EF: The virtual theme has been a constant and we can see it even in the congresses. How was this process of changing from receiving patients and seeing them physically to this virtual theme? So much so that it generated this theme for you to present it.

 

WB: Yes, Estefania. Let's say that last year's biological situation made us modify everything we had been doing in the clinical scenario, in the follow-up and monitoring of these patients in a very abrupt way. We had to modify that way of evaluating patients and move from 100% face-to-face as we had been doing traditionally, to scenarios where virtuality has become more important, so from the point of view of the working group of us as rheumatologists it has been modified, even this year it still persists and, probably, we think that this will also persist, We think that this will also persist for many years in a hybrid form, both face-to-face and virtual, and this impact has not only been reflected in the area of care, but also from the perspective of patients if we take into account that many of them were not used to routinely using electronic devices or answering online surveys or questionnaires. 

 

For them it also meant an abrupt change to which they had to adapt and adopt within the process of the new normality, where the educational part was essential, and we as a group also made educational pills and sent information continuously to support the patients in this somewhat abrupt transition that this situation left us with.

 

EF: Doctor, what is next? Are you going to continue with this study, considering that we are now continuing with the issue of covid, with vaccination and, precisely, with post-covid, or what is going to continue?

 

WB: It is a very interesting road ahead, Estefania. And, in that scenario, we also have several lines of research in order to generate data that will allow us to evaluate, the implementation of this virtual strategy, the first one was to increase the sample size by including more patients who respond to these surveys virtually and, therefore, to make a much more robust analysis from a statistical point of view with a more representative sample size.

 

The second step that we also want to do is to make a comparison between two groups, one group of the patients assessed virtually, as is the objective of this work, and the second to compare it with the patients assessed in person.
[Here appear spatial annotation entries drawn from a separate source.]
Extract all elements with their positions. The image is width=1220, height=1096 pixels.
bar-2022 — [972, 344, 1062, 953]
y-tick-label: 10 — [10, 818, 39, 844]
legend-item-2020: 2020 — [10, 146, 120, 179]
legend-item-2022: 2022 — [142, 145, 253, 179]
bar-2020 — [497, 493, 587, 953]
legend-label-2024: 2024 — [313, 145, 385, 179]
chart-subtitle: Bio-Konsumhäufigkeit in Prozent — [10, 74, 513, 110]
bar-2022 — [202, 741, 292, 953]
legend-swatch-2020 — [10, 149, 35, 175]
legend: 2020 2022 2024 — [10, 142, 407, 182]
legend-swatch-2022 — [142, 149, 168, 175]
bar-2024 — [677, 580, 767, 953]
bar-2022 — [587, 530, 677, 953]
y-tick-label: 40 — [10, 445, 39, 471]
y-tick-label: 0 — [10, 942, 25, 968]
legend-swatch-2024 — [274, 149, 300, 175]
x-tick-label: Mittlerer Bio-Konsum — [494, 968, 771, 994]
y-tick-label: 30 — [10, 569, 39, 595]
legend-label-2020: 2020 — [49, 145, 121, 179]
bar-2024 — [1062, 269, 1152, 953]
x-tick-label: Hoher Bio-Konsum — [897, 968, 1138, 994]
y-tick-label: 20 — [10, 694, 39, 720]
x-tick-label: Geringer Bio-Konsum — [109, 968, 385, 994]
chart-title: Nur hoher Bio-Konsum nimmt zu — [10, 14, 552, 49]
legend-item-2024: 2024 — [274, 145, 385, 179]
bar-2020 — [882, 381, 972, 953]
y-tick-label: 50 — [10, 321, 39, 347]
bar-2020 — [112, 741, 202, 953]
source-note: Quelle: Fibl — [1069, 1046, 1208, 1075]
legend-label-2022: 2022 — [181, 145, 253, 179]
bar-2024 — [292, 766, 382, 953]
We want to make a comparison between these two scenarios, virtual and face-to-face, and observe or study whether there are any differences in relation to achieving the therapeutic goals in these patients and, above all, evaluate what we can improve in the virtual scenario in order to get a little closer to the face-to-face scenario. 

 

And the third line is also to optimize more questionnaires or to make a validation in Spanish of other questionnaires that are also used to follow up these patients with rheumatoid arthritis, looking for much shorter forms or shorter questionnaires that take less time for patients, since it is different to answer a questionnaire and in front of the doctor and another very different to answer it already, for example from a tablet or a cell phone, especially if the number of questions is very long and time-consuming.

 

EF: Finally, an invitation to all those who are watching this interview to join the PANLAR 2021 sessions.

 

WB: Of course, Estefania, an invitation to all this virtual audience and to the readers of Global Rheumatology to participate in a very active way in all the academic sessions of this PANLAR 2021 congress, which will have a very interesting content with a high scientific level, and also to invite you to participate in the presentation of both oral and written, of course, will offer us very important and applicable information in the clinical practice for all the members of the community.

 

EF: Thank you very much for this participation in Global Rheumatology. 

 

WB: To you, Estefania. Thank you very much and, again, a very special greeting to the entire Global team.